Lewis Hamilton ya tiene el Ferrari que llevaba tiempo señalando como su coche soñado. Tras vender su colección de automóviles el año pasado, el siete veces campeón del mundo de Fórmula 1 ha anunciado la compra de un Ferrari F40 que llevaba más de tres décadas almacenado y que ha necesitado una restauración profunda en Maranello.
El propio Hamilton había dejado clara su excepción meses atrás. Después de desprenderse de coches como su Pagani Zonda 760 LH, un Shelby Cobra 427, un Ferrari LaFerrari o un Mercedes-AMG One, explicó que estaba más centrado en el arte y que, si volvía a comprar un coche, sería precisamente un F40. Ahora ha cumplido ese deseo.
La unidad adquirida tiene además una historia poco habitual. Según el piloto británico, encontró el coche cubierto de polvo después de permanecer guardado durante más de 30 años. No se ha comunicado su año de fabricación, número de chasis, kilometraje ni el importe pagado, aunque sí se identifica como un ejemplar de especificación europea.

El estado en el que apareció obligó a realizar una importante puesta a punto. Hamilton trasladó el F40 a Maranello, donde ingenieros y mecánicos de Ferrari trabajaron durante varias semanas para devolverlo a funcionamiento.

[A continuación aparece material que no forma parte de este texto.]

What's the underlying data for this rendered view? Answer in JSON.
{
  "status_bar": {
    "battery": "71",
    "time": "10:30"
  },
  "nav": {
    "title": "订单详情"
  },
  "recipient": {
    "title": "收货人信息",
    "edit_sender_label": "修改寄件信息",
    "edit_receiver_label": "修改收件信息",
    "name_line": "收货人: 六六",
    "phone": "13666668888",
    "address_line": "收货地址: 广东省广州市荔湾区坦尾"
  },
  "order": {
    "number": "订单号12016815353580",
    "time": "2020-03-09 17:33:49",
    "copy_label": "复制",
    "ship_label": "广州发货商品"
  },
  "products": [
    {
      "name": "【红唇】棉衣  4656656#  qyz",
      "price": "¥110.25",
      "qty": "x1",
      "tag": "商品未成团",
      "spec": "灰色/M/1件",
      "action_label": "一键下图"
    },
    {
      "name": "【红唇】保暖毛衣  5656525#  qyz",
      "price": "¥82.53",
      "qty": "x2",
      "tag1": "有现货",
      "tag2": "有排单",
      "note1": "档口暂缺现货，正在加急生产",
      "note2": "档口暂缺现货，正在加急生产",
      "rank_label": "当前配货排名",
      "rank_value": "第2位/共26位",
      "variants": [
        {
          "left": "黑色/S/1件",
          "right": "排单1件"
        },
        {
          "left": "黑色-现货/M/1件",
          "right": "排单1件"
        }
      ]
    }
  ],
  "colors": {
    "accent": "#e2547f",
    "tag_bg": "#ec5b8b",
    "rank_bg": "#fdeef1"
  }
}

Las imágenes compartidas por el piloto muestran distintas fases de la intervención, incluido el coche con el motor fuera, por lo que el trabajo fue bastante más allá de una restauración meramente estética.
El F40 fue presentado a mediados de 1987 para celebrar el 40 aniversario de Ferrari y contó con diseño de Pininfarina. Se fabricaron 1.331 unidades hasta 1992 y fue además el último modelo que Enzo Ferrari pudo ver antes de fallecer. Su motor es un V8 biturbo de 2.936 cc que desarrolla 478 CV y 577 Nm, enviados exclusivamente a las ruedas traseras. Entre sus prestaciones figuran una velocidad máxima de 324 km/h y un registro de 20,9 segundos para recorrer 1.000 metros desde parado.
El valor actual de un F40 puede variar considerablemente según su historial y estado. Como referencia, una unidad de 1989 con 1.799 kilómetros y certificado Ferrari Classiche se vendió en abril de 2026 por unos 4,3 millones de euros. En el caso del coche de Hamilton, la ausencia de datos sobre su procedencia y kilometraje impide establecer una valoración equivalente.

La relación del británico con este Ferrari viene además de lejos. En enero de 2025 inició públicamente su etapa con la Scuderia posando junto a un F40 en Maranello y posteriormente se dejó ver conduciendo otro ejemplar en Japón. También ha explicado que le gustaría desarrollar algún día una reinterpretación moderna denominada F44. Por ahora, ya tiene en su garaje el original que siempre quiso.